しかし、高度経済成長を経て、大量生産・大量消費の浸透とともに工芸は衰退し始める。南部鉄器も例外ではなく、バブル期以降は2000年代後半まで生産量の縮小が続いた。

菊地さんが多感な少年時代には「及富」の経営も厳しい時期が続き、職人の退職が相次ぎ、工房の雰囲気もかつてのような明るいものではなくなっていた。

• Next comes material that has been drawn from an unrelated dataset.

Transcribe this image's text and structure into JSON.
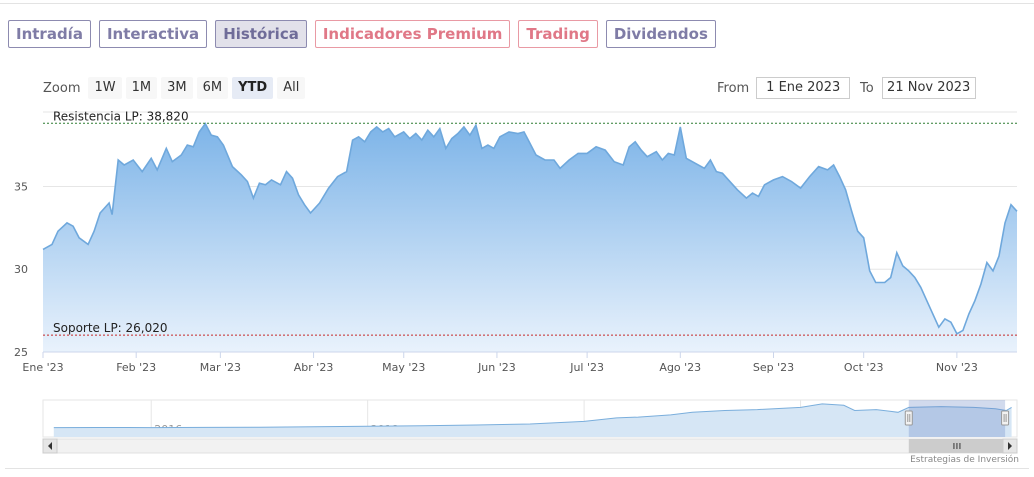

家業の厳しい実情を目の当たりにした菊地さんは美大進学を断念し、高卒で働き始めた。

そこから自分探しを続けた菊地さんの最初の転機は、岩手県沿岸部でも甚大な被害を出した2011年の東日本大震災。当時、働かずにひきこもり生活をしていたが、未曽有の事態を前に「立ち上がるしかない」と奮起し、定職を探し始めた。

その後、ひきこもり時代からの数少ない知人だった女性と結婚し、第1子が誕生。

「子どもが生まれたことで、代々受け継いできた仕事を次の世代に引き継いでいくことの大切さが身に沁みた」という菊地さんは、それまでは折り合いが良くなかったという父・章さんに頭を下げて工房に入った。

「爆買い」ブームで中国で人気

ちょうどそのころ、岩手県が2010年の上海万博に向けて力を入れていた南部鉄器の対中輸出戦略が功を奏し、最高級プーアル茶で有名な上海大河堂との連携によって、中国の富裕層に鉄瓶が浸透。

さらに「爆買い」と揶揄されたほどだった訪日中国人観光客の購買意欲が高まる中で、南部鉄器が広く知られるようになり、人気土産品の地位を確立。